The study identifies these structural traps as arising from bond distortions – specifically, bond stretching and angular deviations resulting in a ‘see-saw’ like geometry within the QD lattice. These distortions create localised states that act as traps for holes – the absence of an electron, behaving as a positive charge carrier – hindering their movement and reducing device performance.

Critically, these traps demonstrate insensitivity to ligand passivation. Ligand passivation involves coating the QD surface with organic molecules to reduce surface defects. The research demonstrates that simply addressing surface states does not eliminate these internal structural distortions. This finding departs significantly from established defect mitigation strategies.

The methodology employed combines ab initio density functional theory (DFT) calculations – a quantum mechanical modelling approach – with machine learning (ML) techniques. DFT calculations were used to model the atomic structure and electronic properties of the QDs, while ML algorithms – including Support Vector Machines (SVMs), Random Forests, Synthetic Minority Oversampling Technique (SMOTE), Adaptive Synthetic Sampling Approach (ADASYN), and Uniform Manifold Approximation and Projection (UMAP) – were applied to analyse the complex data generated and identify key structural features correlated with trap formation.

The findings suggest that enhancing structural rigidity is paramount for improving QD performance. Traditional core-shell passivation strategies, which focus on surface modification, are insufficient unless they also address and stabilise the underlying atomic structure. The transient nature of these distorted geometries also suggests the possibility of dynamic behaviour within the QDs, potentially opening avenues for investigation into novel optoelectronic properties.

This research offers insight into the observed performance disparity between III-V QDs (such as InP and GaP) and II-VI/IV-VI QDs (such as cadmium selenide or lead sulphide).

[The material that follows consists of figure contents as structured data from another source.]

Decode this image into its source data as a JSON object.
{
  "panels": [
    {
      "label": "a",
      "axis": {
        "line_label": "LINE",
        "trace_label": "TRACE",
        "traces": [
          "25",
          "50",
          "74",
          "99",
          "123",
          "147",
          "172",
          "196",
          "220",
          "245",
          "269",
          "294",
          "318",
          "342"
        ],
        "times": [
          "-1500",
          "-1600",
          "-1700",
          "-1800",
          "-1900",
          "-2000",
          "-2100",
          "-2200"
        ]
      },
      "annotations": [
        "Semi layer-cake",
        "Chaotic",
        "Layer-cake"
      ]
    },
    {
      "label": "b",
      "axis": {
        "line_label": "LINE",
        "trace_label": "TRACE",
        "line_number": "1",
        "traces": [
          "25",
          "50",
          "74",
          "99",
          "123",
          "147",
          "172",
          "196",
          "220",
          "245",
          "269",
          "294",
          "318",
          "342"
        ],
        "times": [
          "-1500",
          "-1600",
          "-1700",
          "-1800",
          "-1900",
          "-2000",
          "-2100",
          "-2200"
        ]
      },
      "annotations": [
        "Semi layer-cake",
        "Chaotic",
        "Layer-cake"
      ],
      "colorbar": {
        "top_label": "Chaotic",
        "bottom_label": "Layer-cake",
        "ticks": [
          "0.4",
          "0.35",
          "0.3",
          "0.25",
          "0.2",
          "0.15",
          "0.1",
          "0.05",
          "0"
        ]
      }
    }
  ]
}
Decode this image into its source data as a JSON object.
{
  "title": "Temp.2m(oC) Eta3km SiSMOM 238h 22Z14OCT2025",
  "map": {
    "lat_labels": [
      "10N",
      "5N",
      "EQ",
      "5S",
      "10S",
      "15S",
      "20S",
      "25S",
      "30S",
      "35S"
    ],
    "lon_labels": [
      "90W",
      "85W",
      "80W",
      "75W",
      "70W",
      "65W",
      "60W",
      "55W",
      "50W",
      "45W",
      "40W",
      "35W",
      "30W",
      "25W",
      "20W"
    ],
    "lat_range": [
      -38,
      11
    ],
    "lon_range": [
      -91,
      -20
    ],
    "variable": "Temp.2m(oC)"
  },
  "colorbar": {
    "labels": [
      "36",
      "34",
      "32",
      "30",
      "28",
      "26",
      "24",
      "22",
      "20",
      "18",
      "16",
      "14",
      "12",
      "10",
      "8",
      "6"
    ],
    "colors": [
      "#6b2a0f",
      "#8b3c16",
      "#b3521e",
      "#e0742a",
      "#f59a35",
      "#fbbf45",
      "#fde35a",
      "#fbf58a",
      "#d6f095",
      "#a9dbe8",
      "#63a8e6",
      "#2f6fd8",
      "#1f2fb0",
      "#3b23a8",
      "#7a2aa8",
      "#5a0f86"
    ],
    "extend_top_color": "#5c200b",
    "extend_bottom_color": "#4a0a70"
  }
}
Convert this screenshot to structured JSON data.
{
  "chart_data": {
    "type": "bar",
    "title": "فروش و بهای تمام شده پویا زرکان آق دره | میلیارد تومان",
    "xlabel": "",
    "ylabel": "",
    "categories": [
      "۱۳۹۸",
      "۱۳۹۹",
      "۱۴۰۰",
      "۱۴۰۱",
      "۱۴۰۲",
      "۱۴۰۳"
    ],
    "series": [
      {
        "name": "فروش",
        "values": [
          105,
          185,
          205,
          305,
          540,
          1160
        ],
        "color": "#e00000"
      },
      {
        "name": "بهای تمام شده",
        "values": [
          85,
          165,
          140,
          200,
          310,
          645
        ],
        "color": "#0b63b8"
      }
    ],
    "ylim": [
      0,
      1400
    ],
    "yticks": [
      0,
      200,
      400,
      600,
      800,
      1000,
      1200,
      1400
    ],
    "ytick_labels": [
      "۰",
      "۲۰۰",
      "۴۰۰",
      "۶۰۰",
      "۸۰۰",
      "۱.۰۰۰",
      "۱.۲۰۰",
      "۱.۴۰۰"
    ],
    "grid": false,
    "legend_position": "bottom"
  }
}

The findings suggest that structural stability is a key differentiating factor, with III-V materials exhibiting a greater propensity for these internal distortions.

In essence, this work shifts the focus from surface passivation to internal structural optimisation as a critical pathway for enhancing the performance of InP and GaP quantum dots, providing a new framework for understanding and addressing defects in these materials.